Mental illness and religious fanaticism percolated through Maud’s maternal lines back to an ancestor accused of being a witch in Puritan-era Massachusetts. Her mother’s grandfather killed a man with a hay hook and died in an institution. Her mother’s father, who came of age in Texas during the Great Depression, was said to have married thirteen times and been shot by one of his wives. Maud Newton’s ancestors have vexed and fascinated her since she was a girl.
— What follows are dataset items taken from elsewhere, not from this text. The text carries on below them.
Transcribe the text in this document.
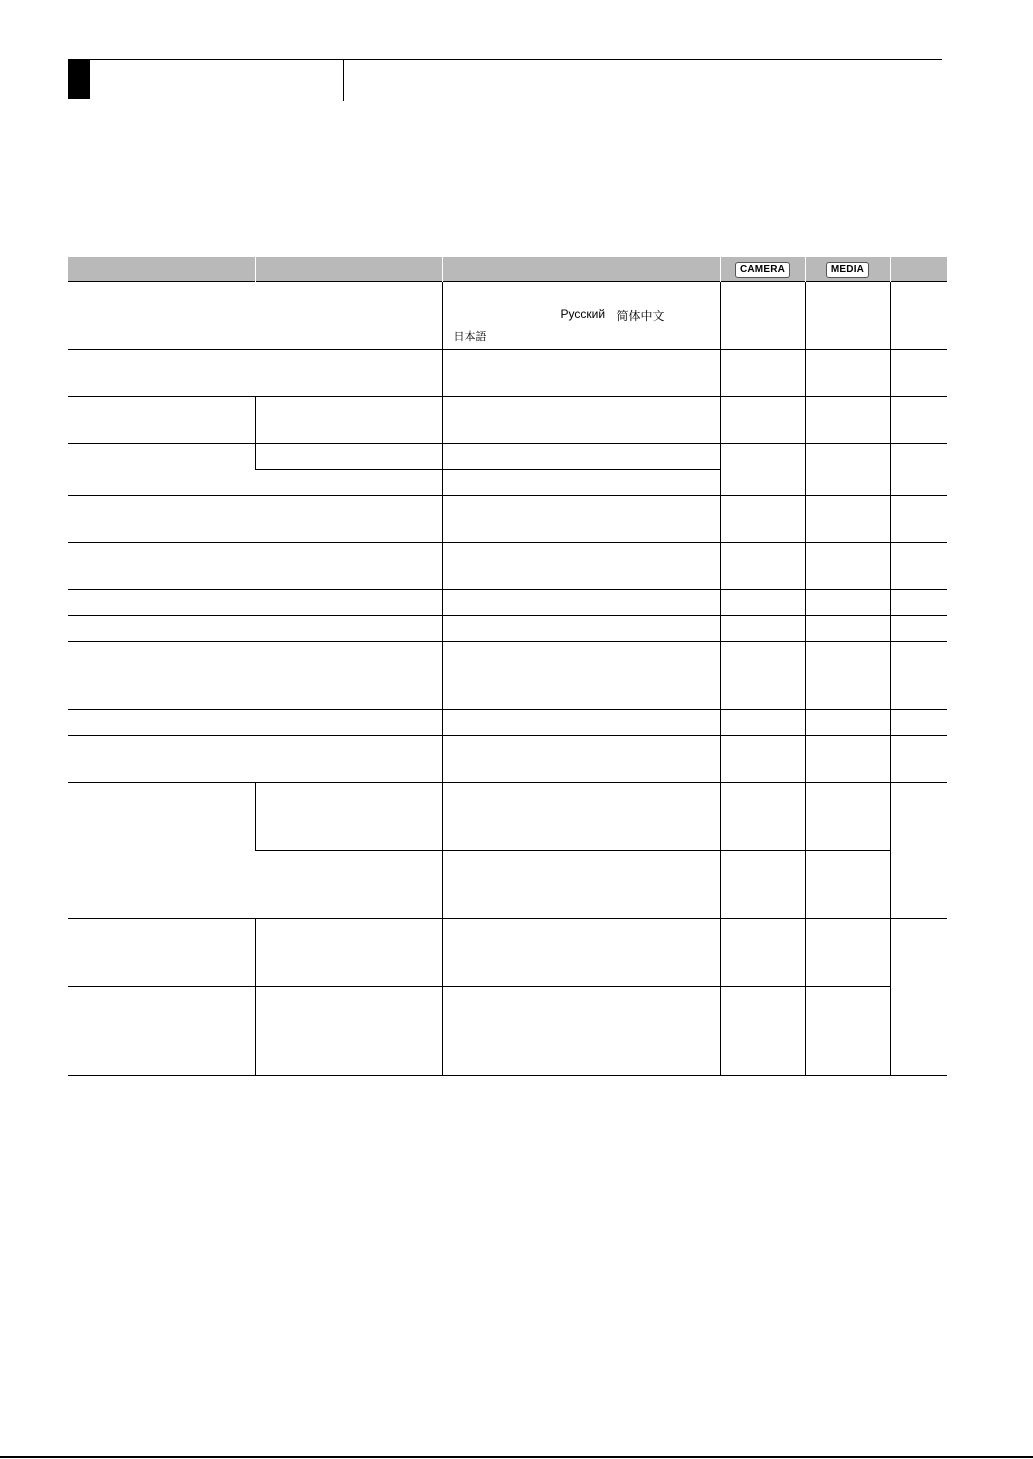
			CAMERA	MEDIA	

		Русский 简体中文
日本語			
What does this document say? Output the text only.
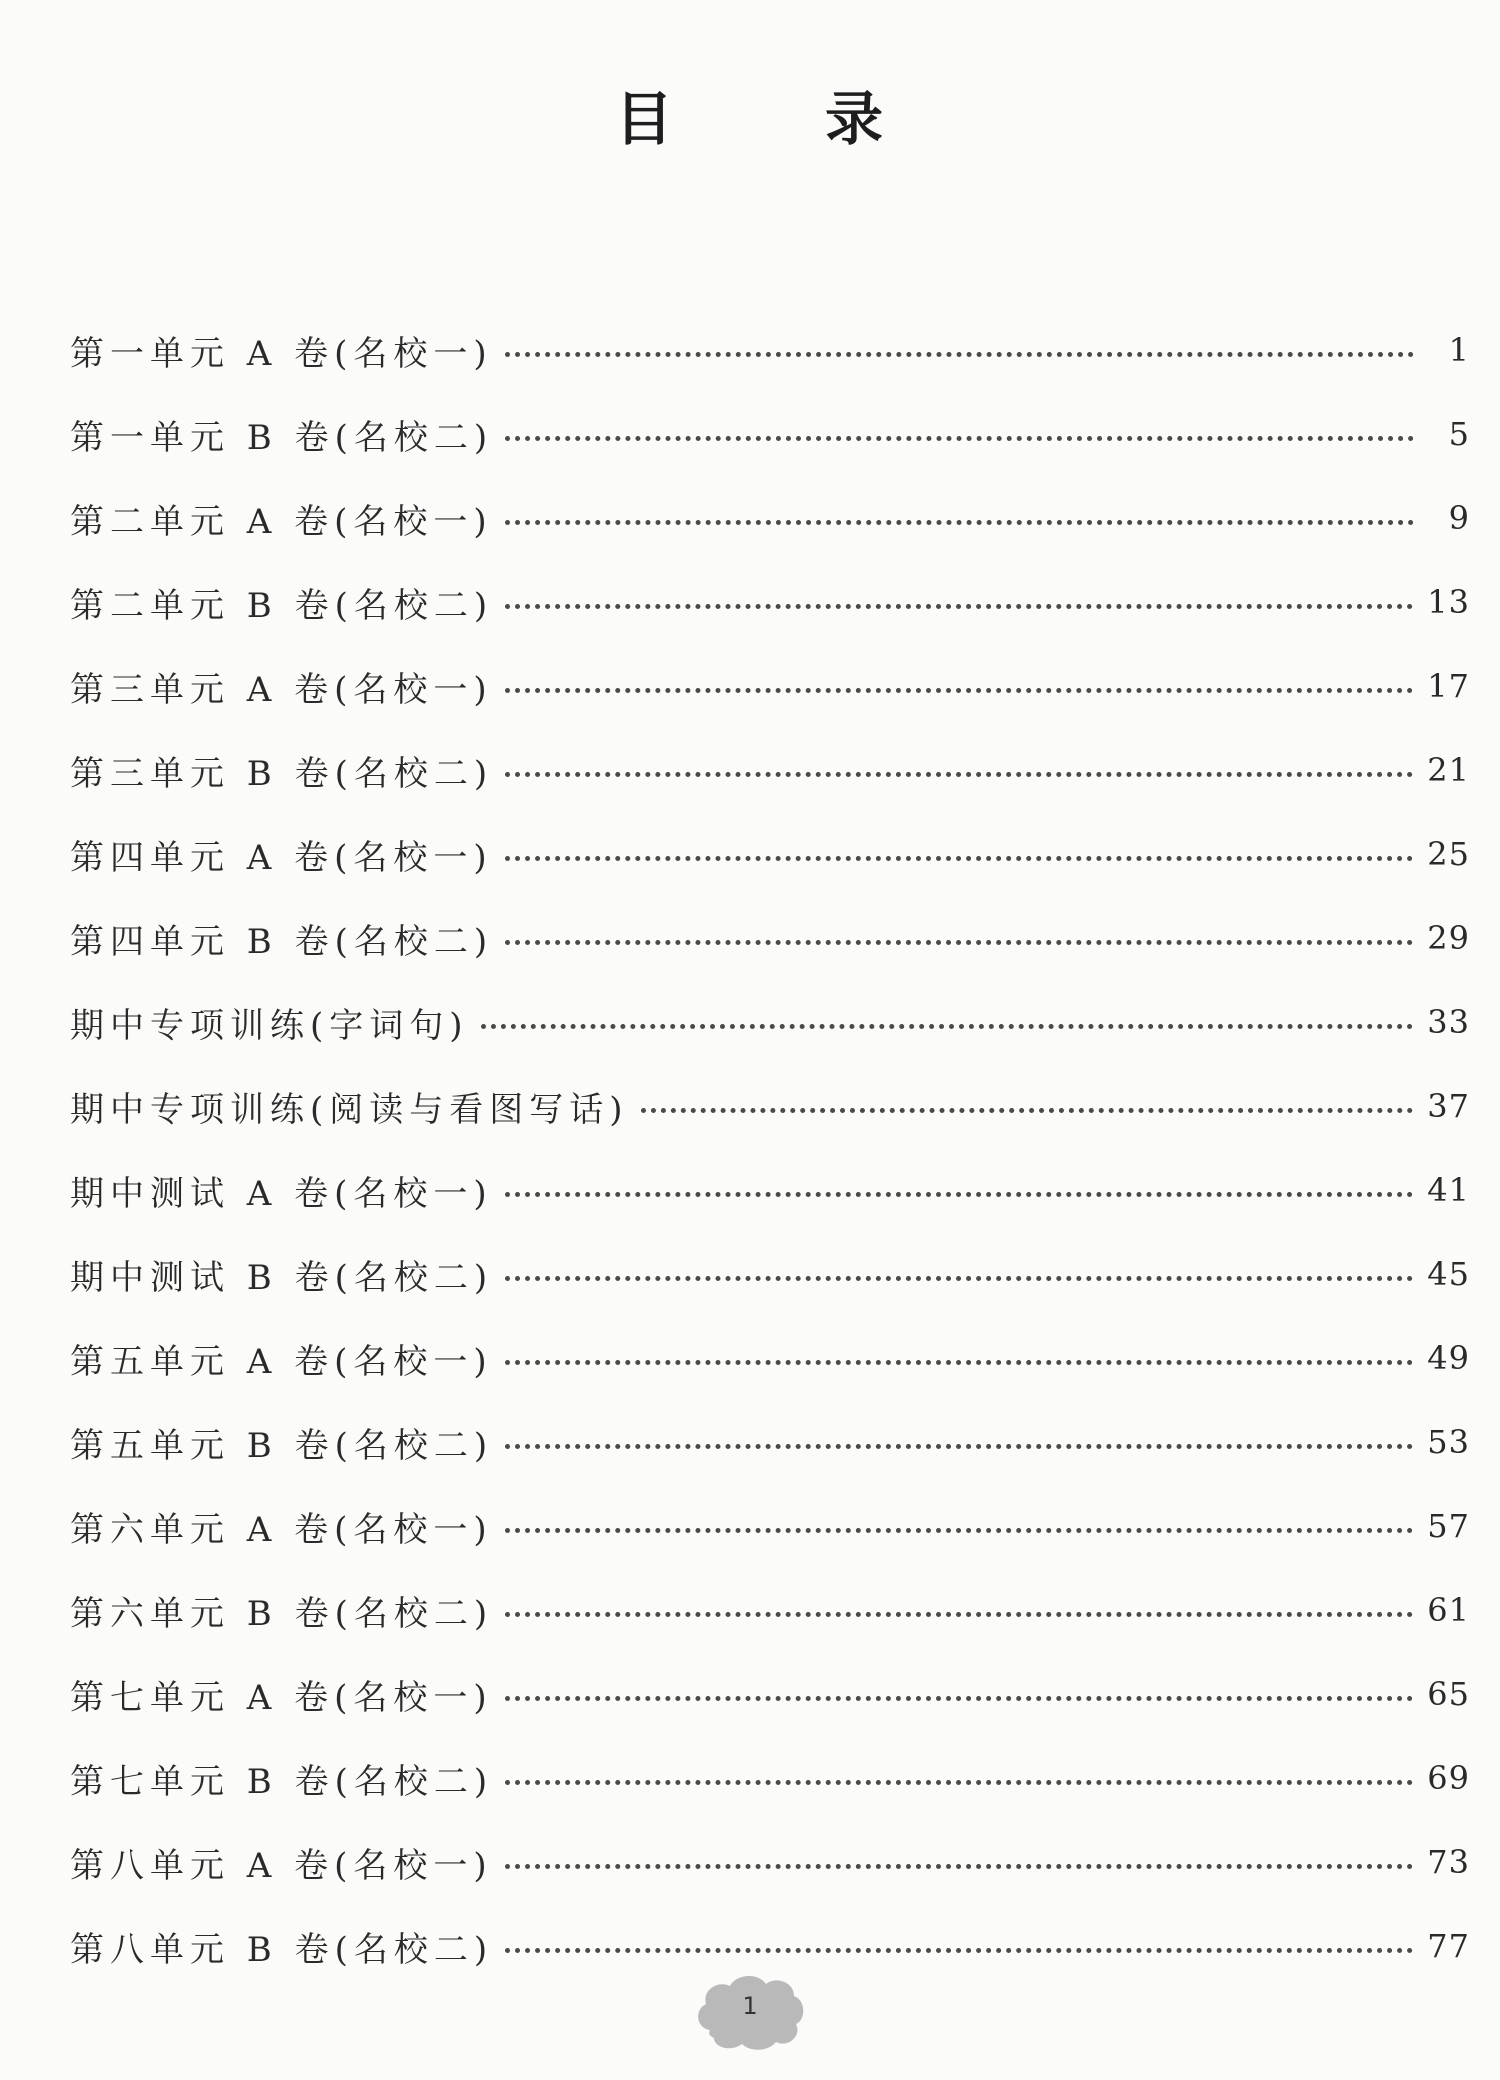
目	录
第一单元 A 卷(名校一)	1
第一单元 B 卷(名校二)	5
第二单元 A 卷(名校一)	9
第二单元 B 卷(名校二)	13
第三单元 A 卷(名校一)	17
第三单元 B 卷(名校二)	21
第四单元 A 卷(名校一)	25
第四单元 B 卷(名校二)	29
期中专项训练(字词句)	33
期中专项训练(阅读与看图写话)	37
期中测试 A 卷(名校一)	41
期中测试 B 卷(名校二)	45
第五单元 A 卷(名校一)	49
第五单元 B 卷(名校二)	53
第六单元 A 卷(名校一)	57
第六单元 B 卷(名校二)	61
第七单元 A 卷(名校一)	65
第七单元 B 卷(名校二)	69
第八单元 A 卷(名校一)	73
第八单元 B 卷(名校二)	77
1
ONE OF THE BEST BOOKS OF THE YEAR: The New Yorker, NPR, Time, Entertainment Weekly, The Washington Post, The Boston Globe, The Atlanta Journal-Constitution, Esquire, Garden & Gun

  • An acclaimed writer goes searching for the truth about her wildly unconventional Southern family-and finds that our obsession with ancestors opens up new ways of seeing ourselves-in this “brilliant mix of personal memoir and cultural observation” ( The Boston Globe).
  • Finalist for the National Book Critics Circle’s John Leonard Prize.
  • a literary feat that simultaneously builds and excavates identity.”- The New York Times Book Review (Editors’ Choice)
  • Science Fiction & Fantasy - Available Now.
  • Armchair Explorers for Children and Teens.